Testing Strategy
Unit, integration, contract, E2E, performance, chaos; test pyramid vs trophy
A testing strategy defines the mix of test types used to provide confidence in software correctness while optimizing for speed and cost. Mike Cohn's Test Pyramid prescribes a large base of fast unit tests, fewer integration tests, and a small apex of slow E2E tests — inverting the pyramid creates a brittle, slow test suite known as an "ice cream cone." Modern strategies extend the pyramid with contract tests (Pact), chaos engineering (Chaos Monkey), and performance tests to address distributed system concerns. Google reports that test suites following the pyramid ship features 2–4x faster than suites dominated by E2E tests.
Key Points
- Unit tests: test a single class or function in isolation with mocked dependencies — fast (<10ms each), numerous (thousands), run on every commit.

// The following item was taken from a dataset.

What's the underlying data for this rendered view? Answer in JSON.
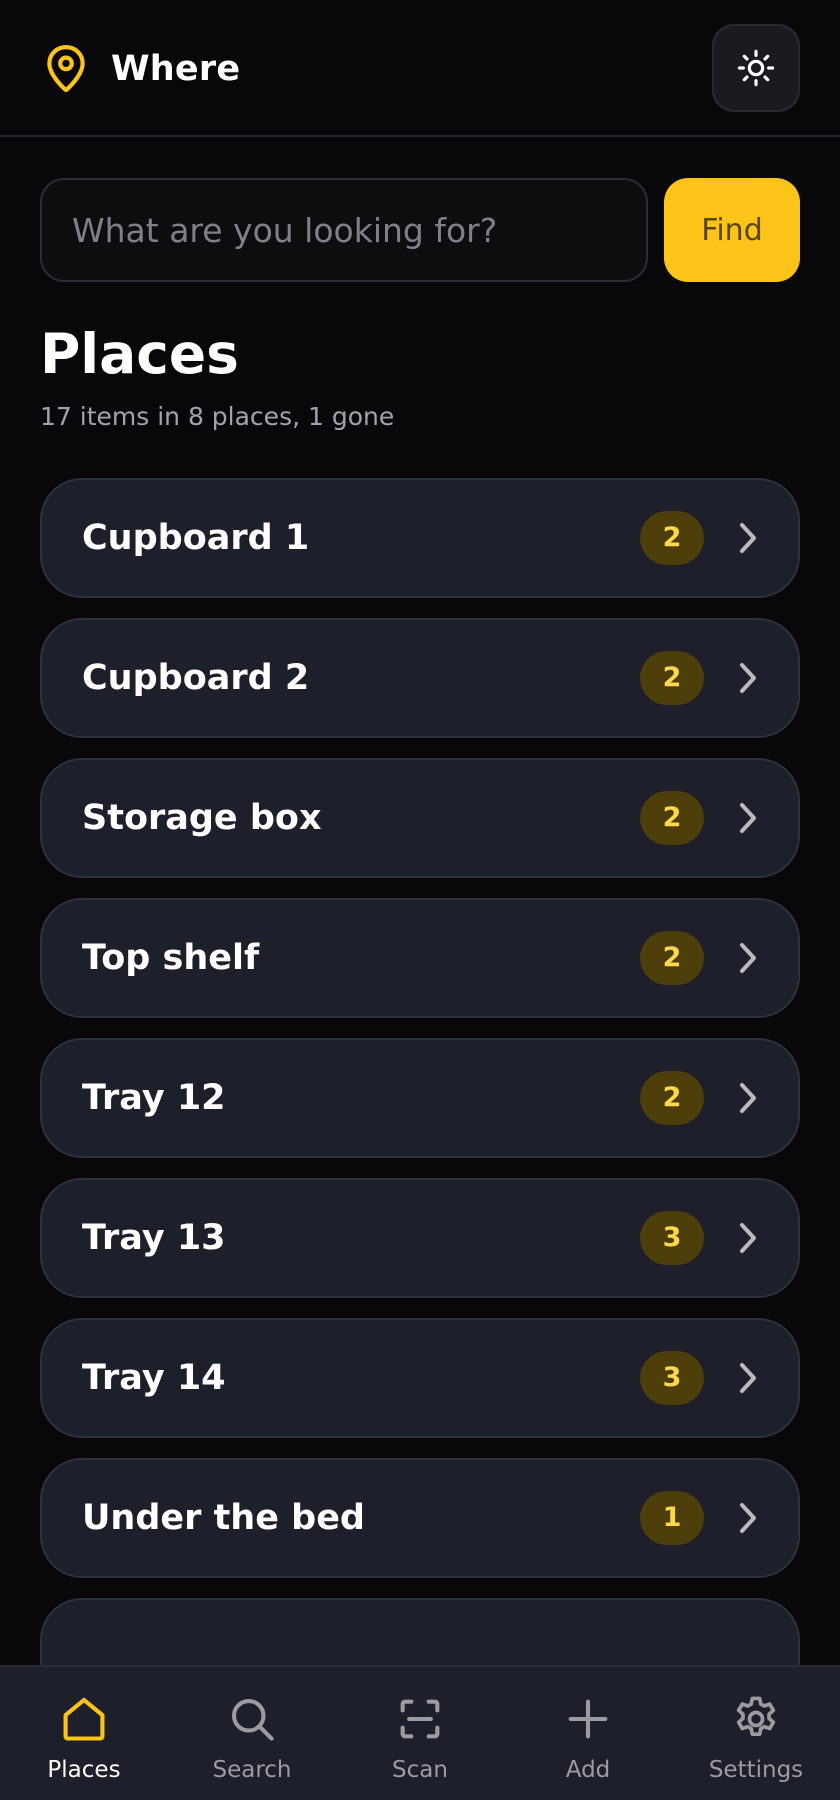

- Integration tests: test interaction between two or more real components (e.g., service + database) — verify contracts hold in practice.
- Contract tests (Pact): verify that consumer expectations match provider capabilities without deploying both services — critical in microservices.
- E2E tests: simulate full user journeys through a deployed system — Playwright and Cypress are industry standard; keep suite <200 tests.
- Performance tests: load (expected traffic), stress (above capacity), soak (sustained load), and spike (sudden bursts) — run in pre-production environments.
- Chaos engineering: deliberately inject failures (kill pods, throttle network) to verify resilience — Netflix's Chaos Monkey is the canonical tool.
- Test doubles: mock (verifies calls), stub (returns canned responses), spy (wraps real object and records calls), fake (working lightweight implementation).
- Coverage gates: enforce minimum branch coverage (e.g., 80%) in CI — coverage is a floor, not a goal; 100% coverage with poor assertions is worse than 70% with good ones.
Test Pyramid: maximize fast unit tests, moderate integration tests, minimize slow E2E tests
Real-World Example
Spotify's "Testing Honeycomb" variant emphasizes integration tests over unit tests for microservices — they found that unit tests alone gave false confidence when service boundaries were the actual failure points. Adjust the pyramid shape to your architecture.